J’ai suivi les conseils de David Wondrich et préparé la recette selon ses préférences. A l’origine, telle qu’elle était publiée dans le New York Herald en 1908, il fallait refroidir le mélange avec de la glace très finement râpée et filtrer dans un verre à cocktail. Mélange qui ne contenait ni jus de citron vert, eau pétillante ou Angostura.

J’ai donc préparé la recette qui se trouve dans Imbibe de David Wondrich:

  • 4,5 cl de rhum blanc (3 cl de Banks 5 et 1,5 cl de Wray and Nephew White Overproof)
  • 3 cl de falernum (Taylors Velvet Falernum)
  • 3 cl de jus de citron vert
  • 1 cuillère de bar de bitters à l’absinthe (la recette suit)
  • 6 cl d’eau pétillante
  • 12 traits de bitters Angostura

Remplir à moitié un verre de type collins de glace pilée et ajouter tous les ingrédients sauf l’eau pétillante et l’Angostura.
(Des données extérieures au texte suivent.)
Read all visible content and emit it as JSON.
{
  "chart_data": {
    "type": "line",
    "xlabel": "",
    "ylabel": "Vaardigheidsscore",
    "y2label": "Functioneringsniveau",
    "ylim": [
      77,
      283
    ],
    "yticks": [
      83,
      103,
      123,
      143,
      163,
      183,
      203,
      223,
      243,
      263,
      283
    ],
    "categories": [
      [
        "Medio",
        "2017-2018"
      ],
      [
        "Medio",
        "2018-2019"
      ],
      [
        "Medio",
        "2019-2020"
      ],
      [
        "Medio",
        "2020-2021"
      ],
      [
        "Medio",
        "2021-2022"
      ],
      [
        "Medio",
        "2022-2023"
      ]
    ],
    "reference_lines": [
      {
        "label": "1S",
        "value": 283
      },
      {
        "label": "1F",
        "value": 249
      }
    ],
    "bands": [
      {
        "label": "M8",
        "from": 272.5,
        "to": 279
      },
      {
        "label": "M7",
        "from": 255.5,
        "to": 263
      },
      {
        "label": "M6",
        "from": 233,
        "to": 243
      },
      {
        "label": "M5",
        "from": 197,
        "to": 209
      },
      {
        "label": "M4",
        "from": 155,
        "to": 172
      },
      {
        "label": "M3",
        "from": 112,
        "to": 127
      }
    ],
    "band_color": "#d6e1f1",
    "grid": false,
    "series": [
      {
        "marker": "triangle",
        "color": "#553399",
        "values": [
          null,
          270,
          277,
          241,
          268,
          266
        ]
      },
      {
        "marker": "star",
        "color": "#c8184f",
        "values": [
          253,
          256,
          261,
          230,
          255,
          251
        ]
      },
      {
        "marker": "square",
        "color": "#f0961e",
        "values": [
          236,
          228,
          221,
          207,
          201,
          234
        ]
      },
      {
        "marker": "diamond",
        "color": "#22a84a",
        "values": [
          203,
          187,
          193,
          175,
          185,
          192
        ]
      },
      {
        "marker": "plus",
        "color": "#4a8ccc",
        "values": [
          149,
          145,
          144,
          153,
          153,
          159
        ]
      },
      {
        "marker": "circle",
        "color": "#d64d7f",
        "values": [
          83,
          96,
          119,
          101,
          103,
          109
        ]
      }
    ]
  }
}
Remuer avec un swizzle stick ou bâton lélé en le tournant entre les mains. Ajouter l’eau pétillante et plus de glace pilée si nécessaire. Verser l’Angostura pour former un nuage rosé au sommet du verre.

Difficulté: *** il faut un rhum avec du goût, mais comme le précise Wondrich, juste du Wray & Nephew est peut-être exagéré. D’où mon mélange de deux rhums blancs. Le falernum est un classique des cocktails tiki et sera encore souvent utilisé si vous aimez ça. Quant aux bitters à l’absinthe, ils sont très simples à préparer si vous avez de l’absinthe fraîche. Il suffit de mettre 5-6 brins dans une bouteille de 75 cl de gin à plus de 50° ou de rhum blanc Wray & Nephew White Overproof et y ajouter les zestes de trois mandarines. Laisser reposer deux jours puis filtrer. Alternativement, on peut tout simplement utiliser de l’absinthe en bouteille.
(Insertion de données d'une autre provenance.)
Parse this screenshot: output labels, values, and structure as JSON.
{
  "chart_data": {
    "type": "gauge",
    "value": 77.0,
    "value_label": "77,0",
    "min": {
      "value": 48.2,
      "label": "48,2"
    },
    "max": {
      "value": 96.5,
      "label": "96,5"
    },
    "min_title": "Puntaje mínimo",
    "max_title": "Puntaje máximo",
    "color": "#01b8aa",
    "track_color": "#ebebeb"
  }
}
Goût: un cocktail frais, épicé et légèrement amer marqué par la présence des bitters à l’absinthe et de l’Angostura.

Vermouth Cocktail

Vermouth Cocktail

Quoi de plus simple qu’un Vermouth Cocktail ? Du vermouth, des bitters, un zeste de citron, parfois un peu de liqueur de marasquin. Ce cocktail fait partie des plus anciens de l’histoire: il est né dans la seconde moitié du 19e siècle quand le vermouth a été introduit aux Etats-Unis. Une première recette est publiée en 1869 dans le Haney’s Steward & Barkeeper’s Manuel . Elle est très simple: du vermouth refroidi et un zeste de citron.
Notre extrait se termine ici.